Organizations can’t get around using email, and 90 percent of organizations have seen phishing attacks rise or stay the same over the last year. While humans have long proven to be the weakest link in an organization’s security chain, C-suite and C-level executives are some of the least cyber-aware individuals in an organization.
Close to 40 percent of respondents said their organization’s CEO was the “weak link” in their cybersecurity operations, according to the State of Email Security 2018 report (pdf); it’s based on a survey by Mimecast Limited and Vanson Bourne of 800 IT decision makers. Nearly 40 percent of those IT decision makers reported that their CEO “undervalues the role of email security.”
Of those surveyed, 31 percent said C-level employees were likely to accidentally send sensitive data to the wrong person, compared to 22 percent of general employees. Further, 20 percent claimed that a member of the C-suite sent sensitive data in response to a phishing attack, and 49 percent claimed their management and finance teams aren’t knowledgeable enough to identify and stop an impersonation attack.
Fifty percent of respondents said the volume of phishing attacks went up over the last year, while 40 percent saw a rise in the volume of impersonation attacks.
Impersonation attacks increase
Regarding impersonation attacks over the last year, 40 percent of organizations saw an increase in the volume of impersonation fraud requesting a wire transaction. Another 40 percent claimed to have seen impersonations of finance/accounts, 28 percent said the C-suite is a common impersonation target, and 25 percent saw impersonation of HR staff member. In addition, 39 percent said the volume of requests for confidential data increased.
The survey also found that 59 percent of organizations will reportedly suffer a negative business impact from email-borne attacks this year, but only 11 percent of organizations continuously train employees to spot cybe rattacks. The report said email was the number-one vector used to initiate attacks such as malware delivery, impersonations, and credential-stealing attacks.
The report also says 92 percent reported having seen ransomware delivered via email attachment that resulted in an average downtime of three days or longer.
And 61 percent of organizations hit by an attack saw malicious activity spread from one infected user to other employees via email. Nearly 50% saw malicious activity spread via infected email attachments; malicious URLs via internal email accounted for over a quarter of those attacks.
Internal threats increase
Internal threats are also on the rise, according to the report. Eighty-eight percent of organizations encountered internal threats driven by careless employees, 80 percent had to deal with compromised accounts, and 70 percent encountered malicious insiders.

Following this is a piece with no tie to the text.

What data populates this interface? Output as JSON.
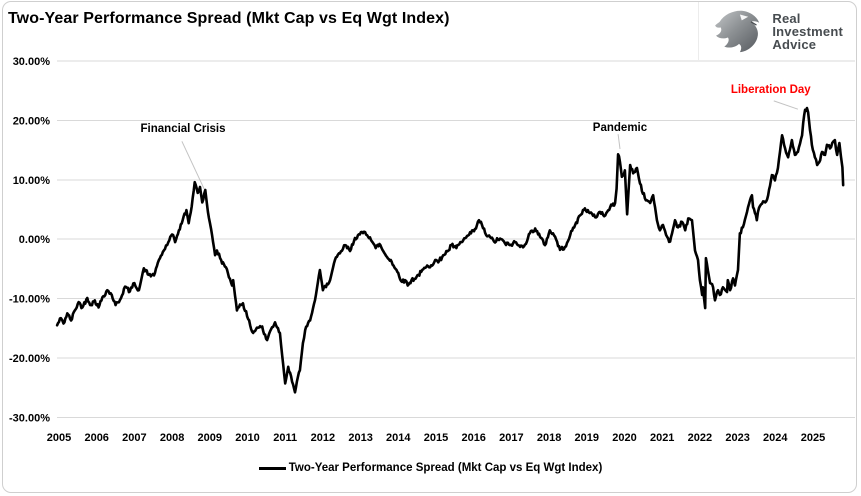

Many organizations think that constantly evolving email-based attacks fall under the domain of being an IT problem. But Mimecast CEO Peter Bauer said, “It requires an organization-wide effort that brings together many stakeholders, puts the right security solutions in place and empowers employees – from the C-suite to the reception desk – to be the last line of defense.”
The report concluded:
“It’s clear that you’re up against an array of nasty email-based attacks – originating both externally and internally – and the climate is only getting worse. Email is at the intersection of a massive amount of risk. If addressing exposure doesn’t become a priority, cyberattacks will continue – and data protection and personal privacy will all but crumble.”